カセットで音楽を聴き、1日に何度も着替える
パピクの友人のシルビオ・ベルルスコーニ伊首相は女好きだけど、パピクは彼よりずっとまとも。確かに看護師を容姿で選んでいたけれど、パピクはただ美しい人や物に囲まれているのが好きなだけ。
彼は私と握手し、目をのぞき込んで、居並ぶ候補者の中から私を選んだ。後になって、彼は最初の握手で相手の人柄を見抜くのだと分かった。人間の心理を知り抜いている人だと思う。
パピクには変わった習慣があった。古いカセットプレーヤーでアラブ音楽を聴くのが好き。1日に何回も着替える。着ているものが気に入らないと、お客を待たせてでも着替える。白いスーツがお気に入りだった。
アフリカの貧しい国々を訪れたときは、装甲を施したリムジンの窓から子供たちにお金やキャンディーを投げた。感染症が怖いから子供たちには近寄らなかった。でも外遊先でテントで寝るというのは嘘! テントは公式会談に使っただけだ。
私たちは夢のような豪遊をした。パピクに付き添ってアメリカ、イタリア、ポルトガル、ベネズエラを旅した。彼は機嫌がいいと、何か欲しい物はないかねと聞いてくれる。毎年、自分の肖像入りの金時計を取り巻き全員に贈る習慣もあった。リビアではこの時計を見せると、どこでもノーパスで入れ、どんな無理難題も通る。
間一髪でリビアを脱出できたが
リビア国民の少なくとも半分はパピクを嫌っているようだった。リビア人の医療関係者は、私たちに嫉妬していた。彼らの3倍の給料、1カ月に3000 ドル以上をもらっていたから。

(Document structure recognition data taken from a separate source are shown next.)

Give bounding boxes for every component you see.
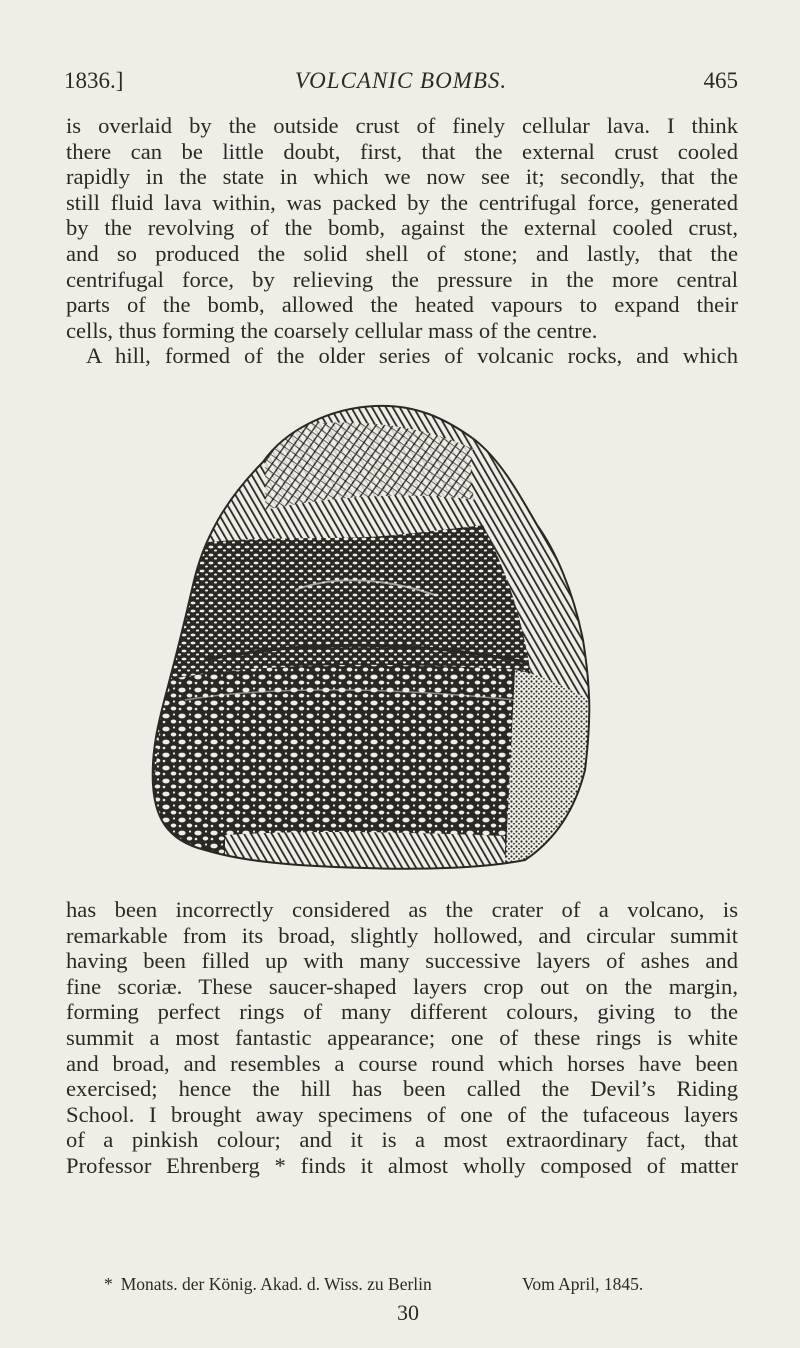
footnote-mark: *: [104, 1274, 113, 1294]
running-head-year: 1836.]: [64, 68, 124, 93]
text-line: there can be little doubt, first, that the external crust cooled: [66, 138, 738, 164]
text-line: School. I brought away specimens of one of the tufaceous layers: [66, 1101, 738, 1127]
text-line: still fluid lava within, was packed by the centrifugal force, generated: [66, 189, 738, 215]
page-number: 465: [703, 68, 738, 93]
text-line: is overlaid by the outside crust of finely cellular lava. I think: [66, 113, 738, 138]
text-line: rapidly in the state in which we now see it; secondly, that the: [66, 164, 738, 190]
signature-mark: 30: [397, 1300, 419, 1325]
footnote: [104, 1272, 724, 1296]
text-line: by the revolving of the bomb, against the external cooled crust,: [66, 215, 738, 241]
text-line: of a pinkish colour; and it is a most extraordinary fact, that: [66, 1127, 738, 1153]
footnote-text: Monats. der König. Akad. d. Wiss. zu Berlin: [120, 1274, 432, 1294]
paragraph-top: [66, 113, 738, 369]
running-head: [64, 66, 738, 96]
text-line: has been incorrectly considered as the crater of a volcano, is: [66, 897, 738, 922]
paragraph-bottom: [66, 897, 738, 1179]
text-line: parts of the bomb, allowed the heated vapours to expand their: [66, 292, 738, 318]
running-head-title: VOLCANIC BOMBS.: [294, 68, 508, 93]
text-line: and broad, and resembles a course round which horses have been: [66, 1050, 738, 1076]
text-line: centrifugal force, by relieving the pressure in the more central: [66, 266, 738, 292]
text-line: and so produced the solid shell of stone; and lastly, that the: [66, 240, 738, 266]
text-line: cells, thus forming the coarsely cellular mass of the centre.: [66, 317, 598, 343]
text-line: having been filled up with many successive layers of ashes and: [66, 948, 738, 974]
text-line: exercised; hence the hill has been called the Devil’s Riding: [66, 1076, 738, 1102]
bomb-body: [145, 400, 595, 870]
text-line: forming perfect rings of many different colours, giving to the: [66, 999, 738, 1025]
text-line: Professor Ehrenberg * finds it almost wholly composed of matter: [66, 1152, 738, 1178]
text-line: A hill, formed of the older series of volcanic rocks, and which: [86, 343, 738, 369]
text-line: remarkable from its broad, slightly hollowed, and circular summit: [66, 922, 738, 948]
text-line: summit a most fantastic appearance; one of these rings is white: [66, 1024, 738, 1050]
text-line: fine scoriæ. These saucer-shaped layers crop out on the margin,: [66, 973, 738, 999]
footnote-date: Vom April, 1845.: [522, 1274, 644, 1294]
volcanic-bomb-illustration: [145, 400, 595, 870]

リビアではパピクの一存ですべてが決まる。まるでスターリン。権力も富も独り占めだ。
エジプト革命のニュースをテレビで見たとき、リビアでは誰も私たちのパピクに反旗を翻したりしないだろうと思っていた。でも違った。パピクがまだ間に合ううちに息子のセイフに権力を譲っていたら、状況は変わっていたと思う。
私は2月初めに首都トリポリを離れ、間一髪で難を逃れた。残った看護師2人は身動きが取れない。私が出国したのは個人的な理由だ。妊娠4カ月で、おなかが目立ち始めていた。パピクがセルビア人の彼との関係を認めてくれないと思ったから。
パピクは私の裏切りを許してくれないだろう。でもおなかの子供のためにもリビアから逃げてよかった。今ではパピクの一番身近な人たちも、彼を見捨てて逃げている。彼は子供たちと2人の看護師を強引に引き止め、道連れにする気だ。